Ahíta estoy de la irresponsabilidad política y social que nos rodea; del cinismo, la hipocresía contemporánea y de la creciente parsimonia en la que el neoliberalismo ha envuelto las protestas ciudadanas — si es que las hay—. También lo estoy de la cobardía. No vayan a creer que he sido abducida por algún espíritu proveniente del país de la misantropía, ni tan siquiera puedo permitirme la sátira aquella en la que William S. Gilbert hablaba del odio profundo hacia sus congéneres. No es mi caso. Nada es casual en este escenario de atrezzos populistas, dogmáticos y sectarios en el que el eslogan y la frase hecha se han convertido en el arma política por excelencia.

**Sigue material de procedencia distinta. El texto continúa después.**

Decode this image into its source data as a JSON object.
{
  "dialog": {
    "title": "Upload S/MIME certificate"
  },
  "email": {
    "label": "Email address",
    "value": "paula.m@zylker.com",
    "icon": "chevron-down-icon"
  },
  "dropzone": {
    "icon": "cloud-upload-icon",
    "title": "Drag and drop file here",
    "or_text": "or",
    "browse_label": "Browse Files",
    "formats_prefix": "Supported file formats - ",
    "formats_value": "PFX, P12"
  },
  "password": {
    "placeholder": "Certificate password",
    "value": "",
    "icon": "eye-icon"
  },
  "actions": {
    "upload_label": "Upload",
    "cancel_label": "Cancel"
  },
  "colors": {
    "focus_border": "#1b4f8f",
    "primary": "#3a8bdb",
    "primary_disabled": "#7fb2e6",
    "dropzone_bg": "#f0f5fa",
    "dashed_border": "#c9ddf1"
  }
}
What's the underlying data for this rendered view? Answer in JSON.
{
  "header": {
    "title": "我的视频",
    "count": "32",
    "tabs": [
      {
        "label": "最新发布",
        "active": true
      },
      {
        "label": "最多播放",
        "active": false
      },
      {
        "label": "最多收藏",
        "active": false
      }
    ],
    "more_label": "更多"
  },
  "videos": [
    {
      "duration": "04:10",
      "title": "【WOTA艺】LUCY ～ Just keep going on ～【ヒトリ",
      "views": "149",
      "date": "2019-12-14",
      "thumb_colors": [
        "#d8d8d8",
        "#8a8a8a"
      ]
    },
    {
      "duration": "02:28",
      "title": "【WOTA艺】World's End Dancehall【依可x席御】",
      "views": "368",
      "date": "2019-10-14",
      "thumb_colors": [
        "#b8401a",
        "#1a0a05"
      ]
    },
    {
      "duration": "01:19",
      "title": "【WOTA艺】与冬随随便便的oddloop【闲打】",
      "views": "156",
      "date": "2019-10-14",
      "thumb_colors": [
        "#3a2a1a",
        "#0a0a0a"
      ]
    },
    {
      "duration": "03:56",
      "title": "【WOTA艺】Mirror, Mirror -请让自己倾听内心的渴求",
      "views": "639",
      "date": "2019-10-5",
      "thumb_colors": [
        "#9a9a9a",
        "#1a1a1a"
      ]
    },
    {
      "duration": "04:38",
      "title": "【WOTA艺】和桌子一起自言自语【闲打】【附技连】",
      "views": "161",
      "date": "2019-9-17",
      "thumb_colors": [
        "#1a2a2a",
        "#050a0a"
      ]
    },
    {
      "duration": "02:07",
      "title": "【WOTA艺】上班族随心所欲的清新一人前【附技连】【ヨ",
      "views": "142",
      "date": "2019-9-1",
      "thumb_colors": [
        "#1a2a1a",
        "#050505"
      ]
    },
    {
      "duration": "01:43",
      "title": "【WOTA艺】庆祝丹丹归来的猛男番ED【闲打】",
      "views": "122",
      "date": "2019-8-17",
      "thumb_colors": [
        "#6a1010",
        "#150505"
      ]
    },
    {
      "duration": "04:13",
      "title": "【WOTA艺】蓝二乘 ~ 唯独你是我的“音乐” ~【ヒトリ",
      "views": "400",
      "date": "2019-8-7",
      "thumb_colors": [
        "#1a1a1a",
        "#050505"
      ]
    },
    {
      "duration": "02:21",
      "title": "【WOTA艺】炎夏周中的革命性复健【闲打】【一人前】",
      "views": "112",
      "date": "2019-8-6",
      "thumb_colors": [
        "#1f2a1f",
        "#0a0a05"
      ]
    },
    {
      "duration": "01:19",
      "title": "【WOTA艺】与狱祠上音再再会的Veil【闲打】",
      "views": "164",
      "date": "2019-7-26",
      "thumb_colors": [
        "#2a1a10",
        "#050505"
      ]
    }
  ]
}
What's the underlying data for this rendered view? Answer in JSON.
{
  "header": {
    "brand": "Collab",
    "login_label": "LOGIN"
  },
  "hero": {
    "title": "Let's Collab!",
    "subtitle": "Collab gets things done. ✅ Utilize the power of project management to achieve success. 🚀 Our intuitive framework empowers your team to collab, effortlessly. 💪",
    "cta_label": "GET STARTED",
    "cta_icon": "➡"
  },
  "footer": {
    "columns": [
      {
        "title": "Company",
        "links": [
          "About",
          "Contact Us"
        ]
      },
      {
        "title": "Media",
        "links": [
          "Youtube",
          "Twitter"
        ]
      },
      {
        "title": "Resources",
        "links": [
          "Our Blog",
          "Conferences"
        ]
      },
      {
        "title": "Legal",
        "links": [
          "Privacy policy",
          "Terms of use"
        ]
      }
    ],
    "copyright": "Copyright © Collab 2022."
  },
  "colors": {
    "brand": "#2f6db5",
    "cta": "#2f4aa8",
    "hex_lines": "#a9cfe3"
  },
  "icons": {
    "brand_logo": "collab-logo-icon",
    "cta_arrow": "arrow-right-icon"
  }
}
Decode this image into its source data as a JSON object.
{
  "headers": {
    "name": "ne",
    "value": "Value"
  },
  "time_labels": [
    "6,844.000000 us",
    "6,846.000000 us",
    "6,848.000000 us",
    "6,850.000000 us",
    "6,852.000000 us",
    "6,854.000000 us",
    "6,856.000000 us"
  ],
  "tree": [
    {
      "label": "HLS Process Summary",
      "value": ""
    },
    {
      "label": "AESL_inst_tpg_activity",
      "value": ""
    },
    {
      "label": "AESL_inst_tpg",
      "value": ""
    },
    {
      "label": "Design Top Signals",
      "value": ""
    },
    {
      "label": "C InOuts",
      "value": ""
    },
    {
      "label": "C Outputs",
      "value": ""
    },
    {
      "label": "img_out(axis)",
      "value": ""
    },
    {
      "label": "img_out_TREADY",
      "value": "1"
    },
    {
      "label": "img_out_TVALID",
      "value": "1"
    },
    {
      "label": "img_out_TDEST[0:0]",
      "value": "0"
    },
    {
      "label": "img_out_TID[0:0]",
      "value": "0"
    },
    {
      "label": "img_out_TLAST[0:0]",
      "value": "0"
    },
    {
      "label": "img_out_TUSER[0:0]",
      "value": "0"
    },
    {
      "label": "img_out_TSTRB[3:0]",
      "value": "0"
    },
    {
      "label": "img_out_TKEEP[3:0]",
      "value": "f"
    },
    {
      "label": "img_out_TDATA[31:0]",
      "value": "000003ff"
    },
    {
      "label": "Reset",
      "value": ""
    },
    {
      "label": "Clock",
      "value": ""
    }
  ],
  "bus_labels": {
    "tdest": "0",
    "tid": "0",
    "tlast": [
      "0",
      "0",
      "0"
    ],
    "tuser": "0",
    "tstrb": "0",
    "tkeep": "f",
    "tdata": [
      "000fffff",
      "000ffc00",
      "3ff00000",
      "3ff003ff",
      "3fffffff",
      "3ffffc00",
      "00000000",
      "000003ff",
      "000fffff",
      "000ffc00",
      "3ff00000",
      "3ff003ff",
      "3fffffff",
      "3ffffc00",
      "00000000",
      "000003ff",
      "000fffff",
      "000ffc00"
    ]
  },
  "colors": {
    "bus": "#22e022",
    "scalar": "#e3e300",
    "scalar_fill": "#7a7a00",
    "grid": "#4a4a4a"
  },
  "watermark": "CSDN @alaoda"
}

Escucho a Albert Rivera y no puedo evitar el sonrojo que me provoca la carestía argumentativa de su puesta en escena ' liberal' y ‘progresista'. No puedo más que tachar a este ciudadano libertario de oportunista, incapacitado y codiciosamente enfermo de anhelo de poder. El feminismo es para él un estado de libre elección y de igualdad de oportunidades entre hombres y mujeres – solamente –, por eso apuesta por un 'feminismo liberal' que no sea de derechas ni de izquierdas – estos términos son puro arcaísmo para su vasto postmodernismo intelectual–. La necesidad de apuntar a un tipo de feminismo específico viene dada por su tendencia a dividir. Rivera está creando ‘algo’ para que haya un Otro y, de esta manera, puedan enfrentarse.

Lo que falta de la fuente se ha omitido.